Taylor
v.
Wexford Health Sources Inc.

UNITED STATES DISTRICT COURT FOR THE SOUTHERN DISTRICT OF WEST VIRGINIA CHARLESTONJul 30, 2018
Case No. 5:17cv173 (S.D.W. Va. Jul. 30, 2018)

Case No. 5:17cv173

07-30-2018

DONALD LEE TAYLOR, Plaintiff, v. WEXFORD HEALTH SOURCES INC.; DOCTOR PAUL, HEP-C Specialist for Wexford; LOLITA BUTCHER, Commissioner W.Va. Division of Corrections; JOHN T. MURPHY; SHERRI DAVIS, Warden of Huttonsville Correctional Center; ANGELA MCWILLIAMS, Counselor (RSAT) Program; AIG INSURANCE BOARD OF RISK MANAGEMENT; BETSY JIVIDEN, Commission WVA Division of Corrections; and PATRICK MIRANDY, Warden, St. Marys Correctional Center. Defendants.


(Judge Stamp)

REPORT AND RECOMMENDATION

This matter is assigned to the Honorable Frederick P. Stamp, United States District Judge, and it is referred to the undersigned United States Magistrate Judge for submission of proposed findings and a recommendation for disposition, pursuant to 28 U.S.C. § 636(b)(1)(B). Pending before the court is the plaintiff's Motion for Injunction (ECF No. 8), and a supplement thereto. ECF No. 10.

FACTUAL BACKGROUND

The plaintiff is a state inmate, who was incarcerated at the Huttonsville Correctional Center ("HCC") when he initiated this action. He is currently incarcerated at the St. Marys Correctional Center. Both facilities are located within the jurisdiction of this court. The plaintiff has been diagnosed with Hepatitis C. The plaintiff alleges that he is seeking an injunction against Wexford Medical Sources Inc. and their HEP C specialist, Dr. Paul, for subjecting him to serious risks to his health and safety and placing him in imminent danger by denying him needed medical treatment. More specifically, the plaintiff alleges that they refuse to provide him Harvoni which he identifies as a "curative treatment." ECF No. 8 at 2. The plaintiff indicates that he is suffering extreme pain in his right side, and the defendants have allowed him to suffer intentionally with the very purpose of causing him harm. The plaintiff requests that the court grant his motion for an injunction and "( ORDER ) defendants to provide [him] with the curative treatment before [he] suffers any more additional harms." Id. at 4. (emphasis in original).

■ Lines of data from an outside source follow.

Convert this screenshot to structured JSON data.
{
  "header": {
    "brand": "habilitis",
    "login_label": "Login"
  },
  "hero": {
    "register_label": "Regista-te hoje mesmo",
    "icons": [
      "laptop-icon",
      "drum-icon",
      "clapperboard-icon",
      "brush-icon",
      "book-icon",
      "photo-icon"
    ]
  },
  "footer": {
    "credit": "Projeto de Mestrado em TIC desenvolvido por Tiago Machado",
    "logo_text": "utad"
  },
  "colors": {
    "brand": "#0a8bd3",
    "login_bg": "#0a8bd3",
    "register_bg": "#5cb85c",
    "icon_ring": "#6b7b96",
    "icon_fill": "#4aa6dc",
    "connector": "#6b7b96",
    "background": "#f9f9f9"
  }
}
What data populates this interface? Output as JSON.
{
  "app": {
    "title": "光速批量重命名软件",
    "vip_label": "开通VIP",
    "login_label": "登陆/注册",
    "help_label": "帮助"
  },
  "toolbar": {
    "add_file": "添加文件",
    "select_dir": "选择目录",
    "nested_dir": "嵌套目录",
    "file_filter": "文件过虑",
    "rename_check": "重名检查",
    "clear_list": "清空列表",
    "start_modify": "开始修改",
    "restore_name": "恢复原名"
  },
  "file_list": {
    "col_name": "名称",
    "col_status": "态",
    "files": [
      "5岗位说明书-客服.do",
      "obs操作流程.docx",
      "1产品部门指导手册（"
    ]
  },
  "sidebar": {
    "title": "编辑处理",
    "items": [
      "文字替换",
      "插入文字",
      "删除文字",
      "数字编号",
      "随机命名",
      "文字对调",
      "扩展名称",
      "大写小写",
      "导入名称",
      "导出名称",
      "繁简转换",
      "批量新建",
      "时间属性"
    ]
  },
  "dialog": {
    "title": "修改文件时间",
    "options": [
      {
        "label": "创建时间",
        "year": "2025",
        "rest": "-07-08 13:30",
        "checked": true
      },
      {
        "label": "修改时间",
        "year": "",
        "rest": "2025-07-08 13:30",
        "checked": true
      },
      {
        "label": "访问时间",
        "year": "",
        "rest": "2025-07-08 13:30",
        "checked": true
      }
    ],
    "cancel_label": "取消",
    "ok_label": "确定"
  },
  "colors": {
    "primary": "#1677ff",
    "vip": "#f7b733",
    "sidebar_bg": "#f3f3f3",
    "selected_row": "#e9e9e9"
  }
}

The undersigned notes that well-established Fourth Circuit precedent has recognized that "the transfer or release of an inmate from the facility where he suffered the challenged conditions 'moots his claims for injunctive and declaratory relief' pertaining to his imprisonment." Taylor v. Riverside Regional Jail Authority, 2011 WL 6024499 at *4 (E.D. Va. Dec. 2, 2011); see also Rendellman v. Rouse, 569 F.3d 182, 186 (4th Cir. 2009) ("as a general rule, a prisoner's transfer or release from a particular prison moots his claims for injunctive and declaratory relief with respect to his incarceration there."), However, in the instant case, the plaintiff's claims relate to Wexford Health and Dr. Paul, their Hepatitis C specialist. Because Wexford provides medical care at all WVDOC facilities, the undersigned does not believe that his transfer moots his claim.

STANDARD OF LAW

A preliminary injunction is "an extraordinary remedy that only may be awarded upon a clear showing that the plaintiff is entitled to such relief." Dewhurst v. Century Aluminum Co., 649 F.2d 287, 290 (4th Cir. 2011) (quoting Winter v. Natural Res. Def. Counsel, Inc., 555 U.S. 7 (2008)); see Peterson v. National Telecommunications & Information Admin., 952 F. Supp.2d 313, 317 (E.D. Va. 2006) (quoting Direx Israel Ltd. v. Breakthrough Med. Corp., 952 F.2d 802, 811 (4th Cir, 1992) (recognizing that "[a] preliminary injunction is an extraordinary remedy involving the exercise of a very far-reaching power, which to be applied only in the limited circumstances which clearly demand it.").

In order to obtain the extraordinary remedy of a preliminary injunction, the burden is on the moving party to demonstrate: (1) "that he is likely to succeed on the merits," (2) "that he is likely to suffer irreparable harm in the absence of preliminary relief," (3) "that the balance of equities tips in his favor;" and "that an injunction is in the public interest." Dewhurst, 649 F.3d at 290 (internal quotation marks and citations omitted); see also Direx v. Israel, 952 F.2d at 812) (indicating that the moving party bears the burden of demonstrating the propriety of a preliminary injunction). In Dewhurst, after setting forth the above four-part test, the United States Court of Appeals for the Fourth Circuit separately highlighted the fact that controlling precedent from the Supreme Court of the United States requires that the plaintiff "clearly show" that he is likely to succeed on the merits. Id. Winter, 555 U.S. at 22 (emphasis added).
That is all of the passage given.